Patellofemoral Pain Syndrome is a common cause of knee around the patella, or kneecap. The patella will ideally sit smoothly inside the femoral groove and glide as the knee moves. Its position is dependent on the force provided by various different structures, including; your quadricep muscles, your Iliotibial Band and your patella tendon. Sometimes the balance of force provided by these muscles results in the patella placing too much pressure on the femoral grove, causing pain.

What caused my Patellofemoral Pain Syndrome?

Commonly, Patellofemoral Pain Syndrome is caused by muscle imbalances in the different muscle groups that attach into the patella. Your quadriceps muscle group made up of 4 different muscles, all of which attach into the patella. Vastus lateralis, vastus intermedialis, vastus medialis and rectus femoris all apply slightly different vectors of force through the patella. Most often, over-activity of Vastus Lateralis and weakness to Vastus Medialis result in an imbalance leaving the patella to exert too much pressure against the lateral part of the femoral groove.

Biomechanics of the leg are another common cause of Patellofemoral Pain Syndrome. Often, poor strength of the hip muscles, or overpronation at your foot can cause abnormal movement at the knee. This can also create pain to occur at the patella and the femoral groove.

How can you help me with my Patellofemoral Pain Syndrome?

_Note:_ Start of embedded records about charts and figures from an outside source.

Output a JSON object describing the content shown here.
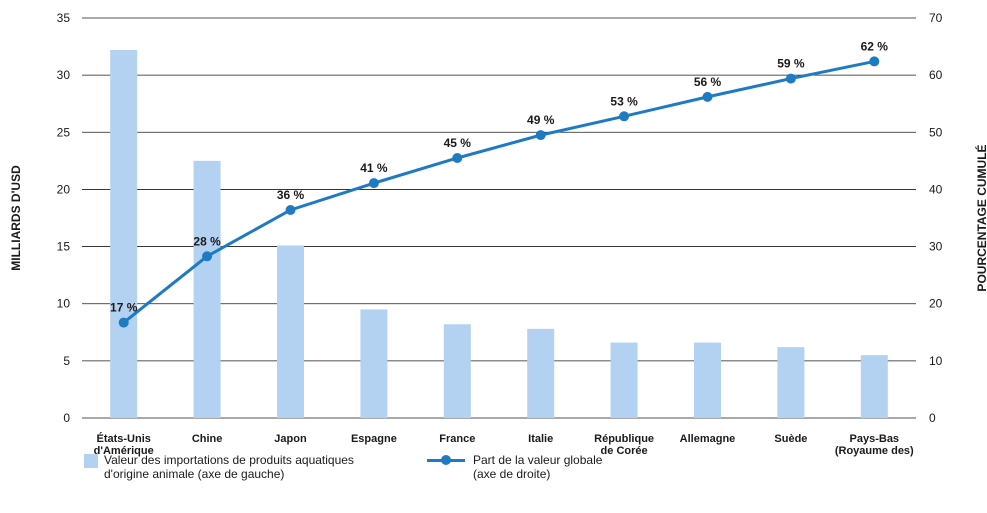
{
  "chart_data": {
    "type": "bar+line",
    "categories": [
      "États-Unis\nd'Amérique",
      "Chine",
      "Japon",
      "Espagne",
      "France",
      "Italie",
      "République\nde Corée",
      "Allemagne",
      "Suède",
      "Pays-Bas\n(Royaume des)"
    ],
    "series": [
      {
        "name": "Valeur des importations de produits aquatiques\nd'origine animale (axe de gauche)",
        "type": "bar",
        "axis": "left",
        "values": [
          32.2,
          22.5,
          15.1,
          9.5,
          8.2,
          7.8,
          6.6,
          6.6,
          6.2,
          5.5
        ]
      },
      {
        "name": "Part de la valeur globale\n(axe de droite)",
        "type": "line",
        "axis": "right",
        "values": [
          16.7,
          28.3,
          36.4,
          41.1,
          45.5,
          49.5,
          52.8,
          56.2,
          59.4,
          62.4
        ],
        "labels": [
          "17 %",
          "28 %",
          "36 %",
          "41 %",
          "45 %",
          "49 %",
          "53 %",
          "56 %",
          "59 %",
          "62 %"
        ]
      }
    ],
    "ylabel": "MILLIARDS D'USD",
    "y2label": "POURCENTAGE CUMULÉ",
    "ylim": [
      0,
      35
    ],
    "y2lim": [
      0,
      70
    ],
    "yticks": [
      "0",
      "5",
      "10",
      "15",
      "20",
      "25",
      "30",
      "35"
    ],
    "y2ticks": [
      "0",
      "10",
      "20",
      "30",
      "40",
      "50",
      "60",
      "70"
    ],
    "grid": true,
    "legend": "bottom",
    "colors": {
      "bar": "#b3d1f1",
      "line": "#1f7ac4",
      "grid": "#1a1a1a"
    }
  }
}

Your physiotherapist will take a detailed history of your knee injury in order to give the most accurate diagnosis as well as your specific underlying causes. The physical assessment will look at the patella itself, as well as the hip, knee ankle and foot in order to come up with the best possible treatment plan for you. Typically, your plan will involve manual therapy and taping techniques in order to reduce your pain levels during activity. You will also receive guidance on you gait biomechanics and strengthening exercises to reduce any muscular imbalances that are contributing to your injury.

What should I do to avoid aggravating my Patellofemoral Pain Syndrome?

  • AVOID activities that aggravate your pain, until you have seen your physiotherapist
  • AVOID generic strengthening activities such as squats and lunges, your physiotherapist
  • REMAIN ACTIVE, while avoiding aggravating activities.
  • For RELIEF, applying ice to the area may help to reduce some pain and inflammation. Wrap the ice to avoid direct contact with your skin
  • RECEIVE physiotherapy care to get your joints, ligaments and muscles performing to their optimum level.

Keep good care of your body and your physiotherapist will continue to monitor your condition. Once your Patellofemoral Pain has resolved you will be able to resume your full activities without worrying about future flare-ups.